Auf diesem Gnadenthron wurde das Blut all dieser Tiere jedes Jahr siebenmal vom Hohepriester versprengt – ironischerweise mit einer peitschenartigen Bewegung, wie es in der Mischna heißt:
„Er versprengte das Blut einmal nach oben und siebenmal nach unten. Und er beabsichtigte weder, das Blut nach oben zu versprengen, noch es nach unten zu versprengen, sondern eher wie jemand, der auspeitscht“ (Mischna Joma 5).
Im babylonischen Talmud, Yoma 55a, wird dies näher erläutert:
„Die Gemara fragt: Was bedeutet: ‚Wie jemand, der auspeitscht?‘ Rav Yehuda demonstrierte die Bewegung mit seiner Hand, wie jemand, der mit einer Peitsche auf den Rücken eines anderen schlägt.“
Die schwere Arbeit wurde einseitig vom Hohepriester verrichtet, der seine prächtigen Gewänder ablegte, um wie alle anderen auszusehen. Die Übertragung der Sünde auf ein Opfer – all dies weist auf den Einen hin, den der Hebräerbrief den großen Hohenpriester nennt. Den Einen, der an unserer Stelle geschlagen wurde, der unsere Sünde nicht nur bedeckt, sondern sie wegnimmt – so weit, wie der Osten vom Westen entfernt ist.
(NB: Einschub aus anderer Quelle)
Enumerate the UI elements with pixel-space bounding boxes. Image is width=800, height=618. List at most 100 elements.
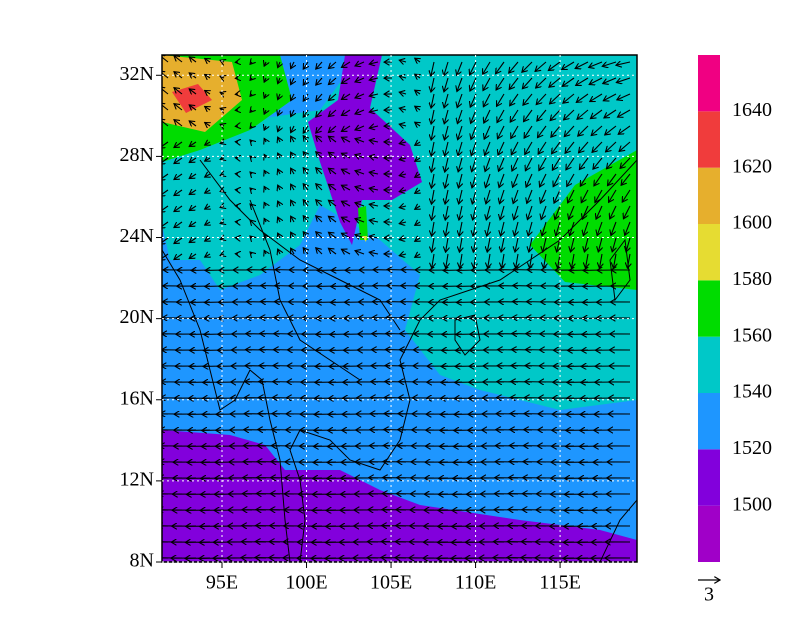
wind-arrow bbox=[316, 125, 323, 133]
wind-arrow bbox=[527, 189, 533, 203]
wind-arrow bbox=[459, 205, 462, 220]
wind-arrow bbox=[189, 158, 197, 162]
wind-arrow bbox=[500, 205, 504, 220]
wind-arrow bbox=[511, 125, 519, 138]
wind-arrow bbox=[415, 142, 420, 145]
wind-arrow bbox=[577, 109, 589, 119]
wind-arrow bbox=[527, 205, 533, 220]
wind-arrow bbox=[316, 136, 323, 143]
colorbar-label: 1540 bbox=[732, 381, 772, 403]
wind-arrow bbox=[445, 157, 448, 172]
colorbar-label: 1560 bbox=[732, 324, 772, 346]
wind-arrow bbox=[316, 232, 323, 239]
wind-arrow bbox=[328, 109, 337, 117]
wind-arrow bbox=[341, 185, 351, 190]
wind-arrow bbox=[525, 141, 533, 154]
wind-arrow bbox=[589, 77, 603, 85]
wind-arrow bbox=[220, 158, 224, 159]
wind-arrow bbox=[458, 141, 462, 156]
wind-arrow bbox=[496, 61, 505, 74]
wind-arrow bbox=[278, 217, 280, 222]
y-tick-label: 8N bbox=[130, 550, 154, 572]
wind-arrow bbox=[250, 188, 252, 190]
wind-arrow bbox=[189, 142, 197, 146]
wind-arrow bbox=[415, 122, 420, 126]
wind-arrow bbox=[162, 237, 169, 244]
wind-arrow bbox=[355, 155, 365, 158]
wind-arrow bbox=[623, 205, 631, 219]
wind-arrow bbox=[606, 141, 617, 152]
wind-arrow bbox=[415, 74, 420, 78]
wind-arrow bbox=[582, 205, 589, 219]
wind-arrow bbox=[205, 190, 210, 193]
wind-arrow bbox=[564, 125, 575, 137]
wind-arrow bbox=[369, 188, 379, 190]
wind-arrow bbox=[622, 189, 631, 202]
wind-arrow bbox=[537, 125, 547, 138]
wind-arrow bbox=[316, 184, 323, 191]
wind-arrow bbox=[303, 152, 308, 159]
wind-arrow bbox=[594, 173, 603, 186]
wind-arrow bbox=[487, 221, 490, 236]
wind-arrow bbox=[611, 221, 617, 235]
colorbar-band bbox=[698, 280, 720, 337]
wind-arrow bbox=[603, 77, 617, 84]
wind-arrow bbox=[512, 157, 519, 171]
y-tick-label: 28N bbox=[120, 144, 154, 166]
wind-arrow bbox=[432, 237, 434, 252]
wind-arrow bbox=[189, 89, 197, 94]
colorbar-band bbox=[698, 111, 720, 168]
wind-arrow bbox=[552, 157, 561, 170]
wind-arrow bbox=[415, 206, 420, 209]
wind-arrow bbox=[543, 237, 546, 252]
colorbar-band bbox=[698, 393, 720, 450]
wind-arrow bbox=[579, 157, 589, 170]
wind-arrow bbox=[291, 248, 294, 254]
wind-arrow bbox=[616, 62, 631, 65]
wind-arrow bbox=[444, 93, 448, 108]
wind-arrow bbox=[501, 221, 504, 236]
wind-arrow bbox=[369, 62, 379, 64]
wind-arrow bbox=[341, 169, 351, 174]
wind-arrow bbox=[522, 61, 533, 72]
wind-arrow bbox=[510, 109, 519, 122]
wind-arrow bbox=[250, 78, 252, 80]
wind-arrow bbox=[264, 218, 266, 222]
wind-arrow bbox=[550, 93, 561, 104]
wind-arrow bbox=[303, 184, 308, 191]
wind-arrow bbox=[205, 254, 210, 257]
wind-arrow bbox=[303, 232, 308, 239]
wind-arrow bbox=[557, 237, 560, 252]
wind-arrow bbox=[528, 221, 532, 236]
wind-arrow bbox=[278, 110, 280, 116]
wind-arrow bbox=[598, 237, 602, 252]
wind-arrow bbox=[341, 125, 351, 131]
border bbox=[199, 159, 401, 331]
wind-arrow bbox=[162, 103, 169, 111]
wind-arrow bbox=[460, 253, 462, 268]
wind-arrow bbox=[459, 237, 462, 252]
contour-region bbox=[308, 55, 422, 245]
wind-arrow bbox=[550, 109, 561, 121]
wind-arrow bbox=[278, 233, 280, 238]
colorbar-label: 1500 bbox=[732, 493, 772, 515]
contour-region bbox=[358, 206, 368, 240]
wind-arrow bbox=[341, 217, 351, 222]
vector-key-label: 3 bbox=[704, 584, 714, 606]
wind-arrow bbox=[174, 104, 183, 111]
wind-arrow bbox=[174, 141, 183, 148]
wind-arrow bbox=[162, 189, 169, 196]
wind-arrow bbox=[483, 93, 491, 107]
wind-arrow bbox=[536, 93, 547, 105]
wind-arrow bbox=[341, 137, 351, 142]
wind-arrow bbox=[316, 109, 323, 117]
wind-arrow bbox=[250, 220, 252, 222]
wind-arrow bbox=[514, 221, 518, 236]
wind-arrow bbox=[603, 93, 617, 101]
y-tick-label: 12N bbox=[120, 468, 154, 490]
wind-arrow bbox=[355, 126, 365, 130]
wind-arrow bbox=[470, 61, 477, 75]
wind-arrow bbox=[568, 189, 575, 203]
wind-arrow bbox=[415, 58, 420, 62]
wind-arrow bbox=[499, 173, 505, 187]
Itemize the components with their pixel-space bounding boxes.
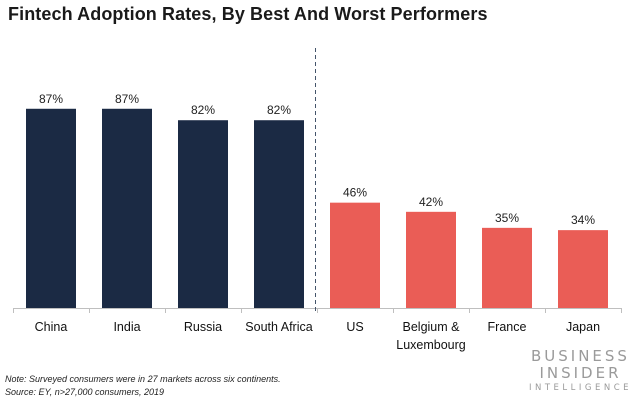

Wir alle brauchen Vergebung, sowohl auf persönlicher als auch auf nationaler Ebene. Es gibt keinen einzigen Menschen und kein einziges Volk ohne Sünde, auch nicht das Volk Israel.
Doch Anklage zu erheben, ist die ständige Aufgabe Satans, des Widersachers. Während Gott uns von unserer Schuld überführt und zur Umkehr führt, weist der Ankläger auf die Schuld hin, ohne einen Weg zur Vergebung aufzuzeigen.
Während die Welt an Israel etwas auszusetzen hat, zerfleischen sich die Israelis auch untereinander. Anstatt uns den anklagenden Stimmen anzuschließen oder in internen Streitigkeiten wütend Partei zu ergreifen, müssen wir erkennen, dass es eine zehnte Front gibt: den geistlichen Kampf.
Bitte schließt Israel als Nation in eure Gebete an diesem Jom Kippur ein. Betet für Buße, Heilung und Vergebung – für Versöhnung mit Gott und untereinander.